One of the book’s insistent themes is that Annawadians are not just the exploited, cut off from the rest of society. They’re creative problem solvers. By finding a niche to be useful in, like the recycling of plentiful airport garbage, they even exploit society back. Annawadians also make sure to vote in elections—across India, the poor are much more likely to vote than the wealthy—though this active political engagement doesn’t seem to translate into help for the slums. Boo renders this always back-and-forth relationship between the poor and the powerful in a prose style of subtle reversals. “For the poor of a country where corruption thieved a great deal of opportunity,” she writes, “corruption was one of the genuine opportunities that remained.”
But beyond providing an opening here and there, corruption robs the Annawadians of help when they urgently need it and allows their miseries, their accidents and losses and even their deaths, to go unrecorded as if their lives haven’t counted. A murder becomes tuberculosis when the coroner signs the certificate saying so. We see Abdul and his well-read father in jail—but technically, they were never arrested. Boo describes such widespread government fact-fudging that, despite the atmosphere of violence she chronicles, official numbers show Annawadi to be one of Mumbai’s safest districts.

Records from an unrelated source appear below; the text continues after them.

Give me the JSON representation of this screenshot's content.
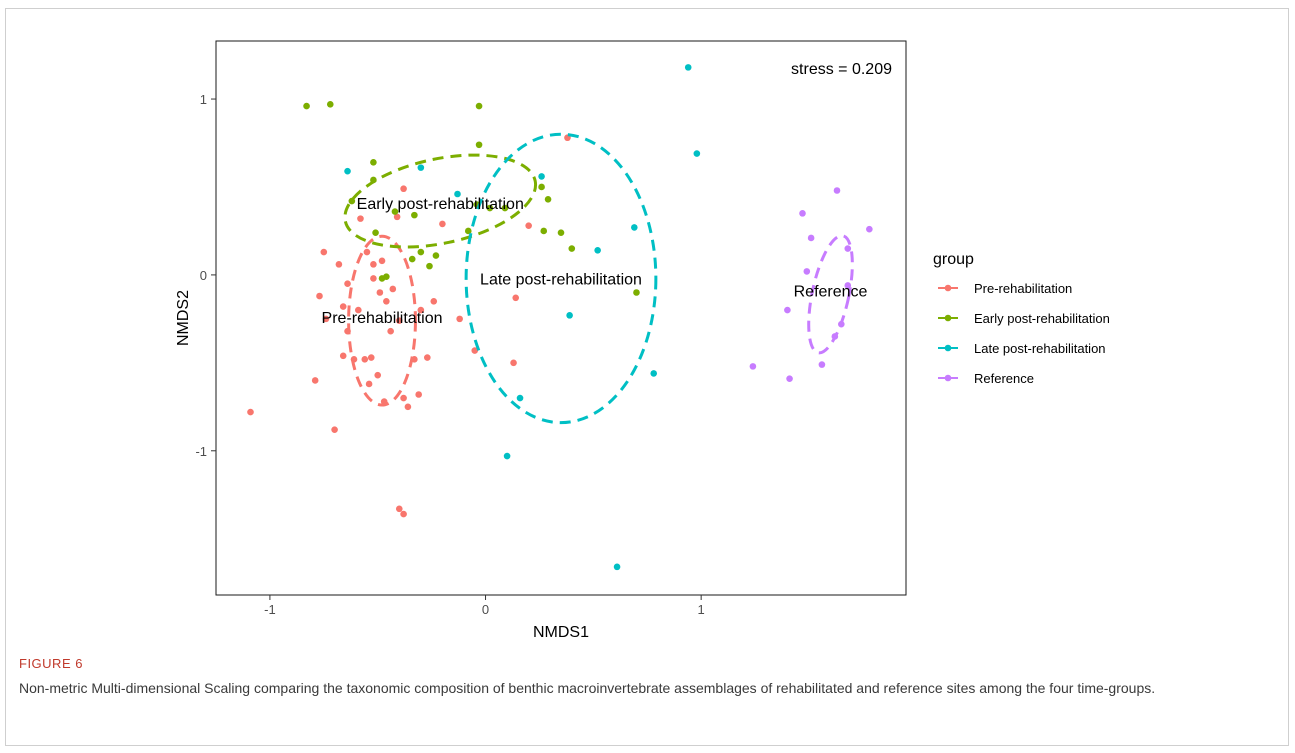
{
  "figure": {
    "label": "FIGURE 6",
    "caption": "Non-metric Multi-dimensional Scaling comparing the taxonomic composition of benthic macroinvertebrate assemblages of rehabilitated and reference sites among the four time-groups."
  },
  "chart_data": {
    "type": "scatter",
    "xlabel": "NMDS1",
    "ylabel": "NMDS2",
    "xlim": [
      -1.25,
      1.95
    ],
    "ylim": [
      -1.82,
      1.33
    ],
    "xticks": [
      -1,
      0,
      1
    ],
    "yticks": [
      -1,
      0,
      1
    ],
    "grid": false,
    "annotation": "stress = 0.209",
    "legend": {
      "title": "group",
      "position": "right"
    },
    "series": [
      {
        "name": "Pre-rehabilitation",
        "color": "#F8766D",
        "points": [
          [
            -1.09,
            -0.78
          ],
          [
            -0.79,
            -0.6
          ],
          [
            -0.77,
            -0.12
          ],
          [
            -0.75,
            0.13
          ],
          [
            -0.74,
            -0.25
          ],
          [
            -0.7,
            -0.88
          ],
          [
            -0.68,
            0.06
          ],
          [
            -0.66,
            -0.18
          ],
          [
            -0.64,
            -0.05
          ],
          [
            -0.66,
            -0.46
          ],
          [
            -0.64,
            -0.32
          ],
          [
            -0.61,
            -0.48
          ],
          [
            -0.59,
            -0.2
          ],
          [
            -0.58,
            0.32
          ],
          [
            -0.56,
            -0.48
          ],
          [
            -0.55,
            0.13
          ],
          [
            -0.54,
            -0.62
          ],
          [
            -0.53,
            -0.47
          ],
          [
            -0.52,
            -0.02
          ],
          [
            -0.52,
            0.06
          ],
          [
            -0.5,
            -0.57
          ],
          [
            -0.49,
            -0.1
          ],
          [
            -0.48,
            0.08
          ],
          [
            -0.47,
            -0.72
          ],
          [
            -0.46,
            -0.15
          ],
          [
            -0.44,
            -0.32
          ],
          [
            -0.43,
            -0.08
          ],
          [
            -0.41,
            0.33
          ],
          [
            -0.4,
            -0.26
          ],
          [
            -0.38,
            0.49
          ],
          [
            -0.38,
            -0.7
          ],
          [
            -0.36,
            -0.75
          ],
          [
            -0.33,
            -0.48
          ],
          [
            -0.31,
            -0.68
          ],
          [
            -0.3,
            -0.2
          ],
          [
            -0.27,
            -0.47
          ],
          [
            -0.24,
            -0.15
          ],
          [
            -0.2,
            0.29
          ],
          [
            -0.12,
            -0.25
          ],
          [
            -0.05,
            -0.43
          ],
          [
            0.13,
            -0.5
          ],
          [
            0.14,
            -0.13
          ],
          [
            0.2,
            0.28
          ],
          [
            0.38,
            0.78
          ],
          [
            -0.4,
            -1.33
          ],
          [
            -0.38,
            -1.36
          ]
        ]
      },
      {
        "name": "Early post-rehabilitation",
        "color": "#7CAE00",
        "points": [
          [
            -0.83,
            0.96
          ],
          [
            -0.72,
            0.97
          ],
          [
            -0.62,
            0.42
          ],
          [
            -0.52,
            0.64
          ],
          [
            -0.52,
            0.54
          ],
          [
            -0.51,
            0.24
          ],
          [
            -0.48,
            -0.02
          ],
          [
            -0.46,
            -0.01
          ],
          [
            -0.42,
            0.36
          ],
          [
            -0.34,
            0.09
          ],
          [
            -0.33,
            0.34
          ],
          [
            -0.3,
            0.13
          ],
          [
            -0.26,
            0.05
          ],
          [
            -0.23,
            0.11
          ],
          [
            -0.08,
            0.25
          ],
          [
            -0.04,
            0.4
          ],
          [
            -0.03,
            0.74
          ],
          [
            -0.03,
            0.96
          ],
          [
            0.09,
            0.38
          ],
          [
            0.26,
            0.5
          ],
          [
            0.29,
            0.43
          ],
          [
            0.27,
            0.25
          ],
          [
            0.35,
            0.24
          ],
          [
            0.4,
            0.15
          ],
          [
            0.7,
            -0.1
          ],
          [
            0.02,
            0.38
          ]
        ]
      },
      {
        "name": "Late post-rehabilitation",
        "color": "#00BFC4",
        "points": [
          [
            0.94,
            1.18
          ],
          [
            0.98,
            0.69
          ],
          [
            -0.64,
            0.59
          ],
          [
            -0.3,
            0.61
          ],
          [
            -0.13,
            0.46
          ],
          [
            0.26,
            0.56
          ],
          [
            0.52,
            0.14
          ],
          [
            0.69,
            0.27
          ],
          [
            0.39,
            -0.23
          ],
          [
            0.78,
            -0.56
          ],
          [
            0.16,
            -0.7
          ],
          [
            0.1,
            -1.03
          ],
          [
            0.61,
            -1.66
          ]
        ]
      },
      {
        "name": "Reference",
        "color": "#C77CFF",
        "points": [
          [
            1.63,
            0.48
          ],
          [
            1.78,
            0.26
          ],
          [
            1.47,
            0.35
          ],
          [
            1.51,
            0.21
          ],
          [
            1.68,
            0.15
          ],
          [
            1.49,
            0.02
          ],
          [
            1.68,
            -0.06
          ],
          [
            1.4,
            -0.2
          ],
          [
            1.65,
            -0.28
          ],
          [
            1.62,
            -0.35
          ],
          [
            1.56,
            -0.51
          ],
          [
            1.24,
            -0.52
          ],
          [
            1.41,
            -0.59
          ]
        ]
      }
    ],
    "ellipses": [
      {
        "group": "Pre-rehabilitation",
        "label": "Pre-rehabilitation",
        "color": "#F8766D",
        "center": [
          -0.48,
          -0.26
        ],
        "semi_axes": [
          0.155,
          0.48
        ],
        "rotation_deg": 0
      },
      {
        "group": "Early post-rehabilitation",
        "label": "Early post-rehabilitation",
        "color": "#7CAE00",
        "center": [
          -0.21,
          0.42
        ],
        "semi_axes": [
          0.45,
          0.24
        ],
        "rotation_deg": -12
      },
      {
        "group": "Late post-rehabilitation",
        "label": "Late post-rehabilitation",
        "color": "#00BFC4",
        "center": [
          0.35,
          -0.02
        ],
        "semi_axes": [
          0.44,
          0.82
        ],
        "rotation_deg": 0
      },
      {
        "group": "Reference",
        "label": "Reference",
        "color": "#C77CFF",
        "center": [
          1.6,
          -0.11
        ],
        "semi_axes": [
          0.085,
          0.34
        ],
        "rotation_deg": 12
      }
    ],
    "ellipse_labels": [
      {
        "text": "Early post-rehabilitation",
        "x": -0.21,
        "y": 0.41
      },
      {
        "text": "Pre-rehabilitation",
        "x": -0.48,
        "y": -0.24
      },
      {
        "text": "Late post-rehabilitation",
        "x": 0.35,
        "y": -0.02
      },
      {
        "text": "Reference",
        "x": 1.6,
        "y": -0.09
      }
    ]
  }
}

For Abdul and the others, meanwhile, every tiny achievement is precarious—while tiny mistakes, which might serve as a minor life lesson for people on stable ground, can threaten disaster. Abdul, we learn at one point, “felt his mother hadn’t prepared him for what it felt like, falling alone.” That is just what Boo helps us start to see—what it feels like. Besides witnessing the official mistreatment of Annawadians, we come away from her book convinced that efforts to help the poor demand a better picture of the obstacle course they navigate daily and the impossible choices they sometimes face. Boo is one of few chroniclers providing this picture. She’s a moral force and, for all her delicacy, an artist of reverberating power.